>>5680791>>5680800>>5680833Also I tend to find specific violent actions in text games are more effective if it is very SUDDEN and SHORT ie it happens and then just abruptly ends (don't do the dnd minor chip damage thing of shaving tiny slivers of hp at a time from a massive health pool, the enemy either endures catastrophic dismemberment / mortal damage or survives etc. Most of the time enemies just outright die, but they might linger on and deliver one last revenge blow at you). If you played WFRP imagine every attack roll as a Deathblow, or uses the maiming rules hehe. For boss creatures, you still keep the deathblow but give them health in stages.

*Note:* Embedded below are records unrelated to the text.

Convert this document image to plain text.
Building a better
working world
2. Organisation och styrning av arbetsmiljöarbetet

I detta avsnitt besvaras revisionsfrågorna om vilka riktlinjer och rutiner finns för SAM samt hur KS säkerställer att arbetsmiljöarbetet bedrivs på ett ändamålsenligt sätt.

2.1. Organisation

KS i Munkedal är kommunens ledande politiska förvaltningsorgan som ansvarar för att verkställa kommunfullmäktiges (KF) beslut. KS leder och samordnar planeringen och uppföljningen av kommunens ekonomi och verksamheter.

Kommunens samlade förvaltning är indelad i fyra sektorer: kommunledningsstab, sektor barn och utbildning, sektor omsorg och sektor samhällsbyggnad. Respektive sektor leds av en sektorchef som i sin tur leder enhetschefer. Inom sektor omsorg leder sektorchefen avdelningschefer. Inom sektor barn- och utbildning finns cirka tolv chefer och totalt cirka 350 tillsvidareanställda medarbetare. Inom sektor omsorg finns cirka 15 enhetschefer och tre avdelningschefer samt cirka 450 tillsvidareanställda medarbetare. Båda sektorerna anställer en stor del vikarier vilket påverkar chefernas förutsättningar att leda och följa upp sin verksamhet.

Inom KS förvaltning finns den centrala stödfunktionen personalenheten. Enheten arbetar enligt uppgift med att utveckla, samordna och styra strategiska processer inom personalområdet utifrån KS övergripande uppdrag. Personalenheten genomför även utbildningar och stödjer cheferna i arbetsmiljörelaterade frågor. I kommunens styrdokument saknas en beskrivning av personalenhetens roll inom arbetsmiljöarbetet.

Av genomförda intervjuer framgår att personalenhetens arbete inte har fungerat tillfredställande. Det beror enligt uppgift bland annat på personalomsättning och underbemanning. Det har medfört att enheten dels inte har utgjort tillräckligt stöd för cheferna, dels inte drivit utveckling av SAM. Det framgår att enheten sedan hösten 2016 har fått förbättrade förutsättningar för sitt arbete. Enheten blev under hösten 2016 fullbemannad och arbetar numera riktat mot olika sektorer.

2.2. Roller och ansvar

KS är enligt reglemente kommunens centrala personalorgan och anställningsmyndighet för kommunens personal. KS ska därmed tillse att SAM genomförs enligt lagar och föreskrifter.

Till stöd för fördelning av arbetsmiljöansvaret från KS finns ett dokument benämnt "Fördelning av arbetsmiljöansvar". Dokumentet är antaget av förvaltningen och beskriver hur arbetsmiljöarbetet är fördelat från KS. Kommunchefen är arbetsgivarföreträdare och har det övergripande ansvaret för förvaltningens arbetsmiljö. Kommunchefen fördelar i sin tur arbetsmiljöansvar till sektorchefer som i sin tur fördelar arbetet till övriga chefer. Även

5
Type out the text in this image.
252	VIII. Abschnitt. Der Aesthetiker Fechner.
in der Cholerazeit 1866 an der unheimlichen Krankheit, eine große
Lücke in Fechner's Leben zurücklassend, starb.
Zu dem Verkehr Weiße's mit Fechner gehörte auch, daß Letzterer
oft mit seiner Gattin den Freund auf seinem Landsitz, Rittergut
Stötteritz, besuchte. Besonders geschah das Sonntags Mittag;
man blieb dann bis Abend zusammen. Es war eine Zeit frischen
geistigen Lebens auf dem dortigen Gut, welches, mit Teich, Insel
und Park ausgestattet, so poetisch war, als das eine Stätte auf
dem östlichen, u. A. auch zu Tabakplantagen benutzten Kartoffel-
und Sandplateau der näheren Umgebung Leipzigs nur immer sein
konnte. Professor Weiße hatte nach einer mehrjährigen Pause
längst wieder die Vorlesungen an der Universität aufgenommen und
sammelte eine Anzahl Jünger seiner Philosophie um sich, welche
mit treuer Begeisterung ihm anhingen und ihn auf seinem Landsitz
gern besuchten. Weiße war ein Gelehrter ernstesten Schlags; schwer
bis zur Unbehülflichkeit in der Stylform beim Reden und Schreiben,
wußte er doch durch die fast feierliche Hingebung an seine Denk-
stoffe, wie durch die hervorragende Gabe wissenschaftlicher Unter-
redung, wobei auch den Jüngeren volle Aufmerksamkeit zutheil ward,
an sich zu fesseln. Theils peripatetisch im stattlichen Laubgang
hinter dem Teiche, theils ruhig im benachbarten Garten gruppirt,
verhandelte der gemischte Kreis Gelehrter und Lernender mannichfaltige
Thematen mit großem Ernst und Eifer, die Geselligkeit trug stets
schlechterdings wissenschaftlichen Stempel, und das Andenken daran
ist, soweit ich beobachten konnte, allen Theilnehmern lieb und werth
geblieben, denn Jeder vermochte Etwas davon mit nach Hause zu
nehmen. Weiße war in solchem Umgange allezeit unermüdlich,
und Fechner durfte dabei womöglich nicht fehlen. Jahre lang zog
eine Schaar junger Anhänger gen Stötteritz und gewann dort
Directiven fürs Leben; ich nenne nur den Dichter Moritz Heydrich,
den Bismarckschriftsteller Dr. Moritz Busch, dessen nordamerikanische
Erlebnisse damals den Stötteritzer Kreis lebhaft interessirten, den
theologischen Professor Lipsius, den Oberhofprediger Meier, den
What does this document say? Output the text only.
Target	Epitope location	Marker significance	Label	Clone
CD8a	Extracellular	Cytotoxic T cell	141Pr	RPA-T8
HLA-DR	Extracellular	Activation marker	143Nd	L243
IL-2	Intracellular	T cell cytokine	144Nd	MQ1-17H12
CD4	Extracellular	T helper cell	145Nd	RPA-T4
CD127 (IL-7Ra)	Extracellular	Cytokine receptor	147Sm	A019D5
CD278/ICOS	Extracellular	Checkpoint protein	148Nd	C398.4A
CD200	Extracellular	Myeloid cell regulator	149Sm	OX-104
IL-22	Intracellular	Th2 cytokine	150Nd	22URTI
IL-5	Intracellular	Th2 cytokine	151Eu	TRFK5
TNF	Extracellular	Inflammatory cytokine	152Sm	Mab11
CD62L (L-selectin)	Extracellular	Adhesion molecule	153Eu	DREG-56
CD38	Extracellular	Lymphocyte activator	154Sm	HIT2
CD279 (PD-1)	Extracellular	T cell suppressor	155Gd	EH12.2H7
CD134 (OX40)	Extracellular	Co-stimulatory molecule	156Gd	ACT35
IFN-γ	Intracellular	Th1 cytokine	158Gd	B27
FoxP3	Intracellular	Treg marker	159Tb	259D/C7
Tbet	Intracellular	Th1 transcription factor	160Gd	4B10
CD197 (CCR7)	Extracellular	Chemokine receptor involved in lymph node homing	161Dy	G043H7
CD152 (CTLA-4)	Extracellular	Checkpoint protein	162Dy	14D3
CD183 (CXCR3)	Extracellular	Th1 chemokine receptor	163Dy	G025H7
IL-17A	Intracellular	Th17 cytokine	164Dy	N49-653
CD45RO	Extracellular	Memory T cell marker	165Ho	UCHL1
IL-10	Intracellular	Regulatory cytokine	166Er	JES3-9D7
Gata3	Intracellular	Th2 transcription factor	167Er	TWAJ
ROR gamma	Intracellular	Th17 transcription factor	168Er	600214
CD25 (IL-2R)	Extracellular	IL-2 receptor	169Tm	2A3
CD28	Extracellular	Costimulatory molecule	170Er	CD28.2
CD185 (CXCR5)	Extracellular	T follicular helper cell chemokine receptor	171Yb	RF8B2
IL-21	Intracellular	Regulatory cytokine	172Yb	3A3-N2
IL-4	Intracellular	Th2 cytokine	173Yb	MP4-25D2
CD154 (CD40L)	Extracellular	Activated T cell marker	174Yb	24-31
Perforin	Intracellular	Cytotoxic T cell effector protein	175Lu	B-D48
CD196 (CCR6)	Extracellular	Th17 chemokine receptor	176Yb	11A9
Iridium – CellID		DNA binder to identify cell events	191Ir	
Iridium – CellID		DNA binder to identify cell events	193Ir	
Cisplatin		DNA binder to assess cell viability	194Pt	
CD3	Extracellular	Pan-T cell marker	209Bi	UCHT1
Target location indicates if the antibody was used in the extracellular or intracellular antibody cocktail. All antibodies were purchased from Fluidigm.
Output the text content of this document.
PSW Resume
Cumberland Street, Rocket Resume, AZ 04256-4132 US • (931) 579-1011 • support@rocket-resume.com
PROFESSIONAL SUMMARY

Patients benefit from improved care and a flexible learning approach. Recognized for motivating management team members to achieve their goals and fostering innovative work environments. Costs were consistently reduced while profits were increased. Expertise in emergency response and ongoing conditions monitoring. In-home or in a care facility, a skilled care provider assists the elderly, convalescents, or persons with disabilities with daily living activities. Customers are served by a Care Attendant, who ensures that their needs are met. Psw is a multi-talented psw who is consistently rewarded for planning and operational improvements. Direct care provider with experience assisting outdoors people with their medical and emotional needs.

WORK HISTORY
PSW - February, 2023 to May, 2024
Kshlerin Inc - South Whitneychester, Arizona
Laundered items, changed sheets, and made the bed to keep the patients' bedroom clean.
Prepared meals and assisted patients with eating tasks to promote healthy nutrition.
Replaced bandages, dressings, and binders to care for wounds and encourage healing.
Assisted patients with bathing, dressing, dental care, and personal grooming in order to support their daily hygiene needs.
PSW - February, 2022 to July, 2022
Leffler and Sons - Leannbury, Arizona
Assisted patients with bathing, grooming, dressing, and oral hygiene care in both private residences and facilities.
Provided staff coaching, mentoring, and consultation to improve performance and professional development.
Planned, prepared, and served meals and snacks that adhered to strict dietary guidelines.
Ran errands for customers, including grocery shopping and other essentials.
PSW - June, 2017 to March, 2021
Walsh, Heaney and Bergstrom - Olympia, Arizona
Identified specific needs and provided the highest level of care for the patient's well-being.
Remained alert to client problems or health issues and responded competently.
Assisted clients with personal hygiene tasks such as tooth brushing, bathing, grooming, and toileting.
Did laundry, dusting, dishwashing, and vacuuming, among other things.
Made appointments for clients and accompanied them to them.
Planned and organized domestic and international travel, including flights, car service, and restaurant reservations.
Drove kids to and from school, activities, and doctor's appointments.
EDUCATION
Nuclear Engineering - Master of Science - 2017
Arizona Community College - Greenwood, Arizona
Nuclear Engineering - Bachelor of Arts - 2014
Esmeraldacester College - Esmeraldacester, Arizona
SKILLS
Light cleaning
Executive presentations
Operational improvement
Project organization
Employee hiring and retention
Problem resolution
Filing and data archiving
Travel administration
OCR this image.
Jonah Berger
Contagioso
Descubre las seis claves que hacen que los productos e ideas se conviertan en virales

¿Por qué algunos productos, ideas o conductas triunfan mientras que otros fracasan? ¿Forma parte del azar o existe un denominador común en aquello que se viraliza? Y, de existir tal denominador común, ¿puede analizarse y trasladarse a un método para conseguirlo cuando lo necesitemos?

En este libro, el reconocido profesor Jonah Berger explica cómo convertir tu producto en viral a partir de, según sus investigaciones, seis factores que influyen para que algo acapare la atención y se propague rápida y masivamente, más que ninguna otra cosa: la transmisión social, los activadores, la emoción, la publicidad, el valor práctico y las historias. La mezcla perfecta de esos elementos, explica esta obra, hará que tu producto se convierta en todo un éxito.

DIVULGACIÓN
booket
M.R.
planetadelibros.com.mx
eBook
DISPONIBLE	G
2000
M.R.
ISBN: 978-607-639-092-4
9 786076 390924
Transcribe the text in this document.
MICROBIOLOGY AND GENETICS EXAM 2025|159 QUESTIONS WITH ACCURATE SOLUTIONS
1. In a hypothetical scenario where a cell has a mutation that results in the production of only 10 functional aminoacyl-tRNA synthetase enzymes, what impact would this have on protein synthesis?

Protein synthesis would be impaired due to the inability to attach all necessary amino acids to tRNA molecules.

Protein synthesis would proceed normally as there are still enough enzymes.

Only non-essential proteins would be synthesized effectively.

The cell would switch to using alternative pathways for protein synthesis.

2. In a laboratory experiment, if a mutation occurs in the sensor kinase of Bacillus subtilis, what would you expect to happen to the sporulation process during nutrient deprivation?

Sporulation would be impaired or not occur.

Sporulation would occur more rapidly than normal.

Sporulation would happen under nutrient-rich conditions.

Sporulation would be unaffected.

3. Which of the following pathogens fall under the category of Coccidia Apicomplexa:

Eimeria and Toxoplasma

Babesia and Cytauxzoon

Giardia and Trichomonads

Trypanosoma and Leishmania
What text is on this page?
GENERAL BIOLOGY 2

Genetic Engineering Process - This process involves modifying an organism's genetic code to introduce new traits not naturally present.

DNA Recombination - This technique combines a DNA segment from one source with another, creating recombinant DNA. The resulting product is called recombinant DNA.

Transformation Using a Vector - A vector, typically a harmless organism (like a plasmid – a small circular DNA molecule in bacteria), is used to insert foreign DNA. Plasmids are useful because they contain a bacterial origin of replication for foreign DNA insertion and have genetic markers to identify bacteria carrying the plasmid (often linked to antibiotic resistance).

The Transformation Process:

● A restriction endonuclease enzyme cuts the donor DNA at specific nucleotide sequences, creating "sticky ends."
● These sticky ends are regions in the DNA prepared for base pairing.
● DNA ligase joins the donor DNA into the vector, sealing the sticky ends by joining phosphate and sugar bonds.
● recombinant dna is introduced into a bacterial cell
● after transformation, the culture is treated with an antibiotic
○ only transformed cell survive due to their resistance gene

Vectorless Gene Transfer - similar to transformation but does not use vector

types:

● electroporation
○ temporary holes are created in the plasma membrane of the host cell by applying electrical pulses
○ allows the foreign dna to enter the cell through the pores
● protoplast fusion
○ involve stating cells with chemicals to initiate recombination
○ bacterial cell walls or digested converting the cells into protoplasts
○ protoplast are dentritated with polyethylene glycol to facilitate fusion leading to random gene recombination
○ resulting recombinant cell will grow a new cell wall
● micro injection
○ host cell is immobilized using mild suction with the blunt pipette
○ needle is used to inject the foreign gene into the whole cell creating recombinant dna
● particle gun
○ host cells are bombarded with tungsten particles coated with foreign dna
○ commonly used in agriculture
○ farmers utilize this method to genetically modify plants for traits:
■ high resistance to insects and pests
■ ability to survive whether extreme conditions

So maybe the first blow splinters a shield or merely knocks the rider off a dragon (now the dragon is angry... etc)
I like to incorporate a lot of technical terms, think of stances, manoeuvers, combos etc. You can take these from videogames fighting game movelists or wikipedia or real life. I think the minor actions are always interesting eg instead of just shooting a person, maybe you do the Tom Cruise / Michael Mann Mozambique Drill from Collateral hehe.
Something I also like to do in games is when the violence / hostility begins it just stacks more and more and will not stop until it actually inevitably kills the players lol. There is no cooldown like you slaughtered someone oh look it is safe to rest and heal now. The violence is just overwhelming and relentless once KILL MODE begins. Usually I combine this with some faction system if you kill someone they will just send more and more at you hehe. At some point ideally players should just run away (they decide when). This is just my experience and preference from playing many shooter videogames, you cannot invincibly fight everyone the entire world lol forever (think PUBG, Escape from Tarkov / Arena Breakout etc) it is best to ambush suddenly, kill someone then run away very quickly before everyone else is alerted. I usually translate this pacing into fights for my imaginary settings.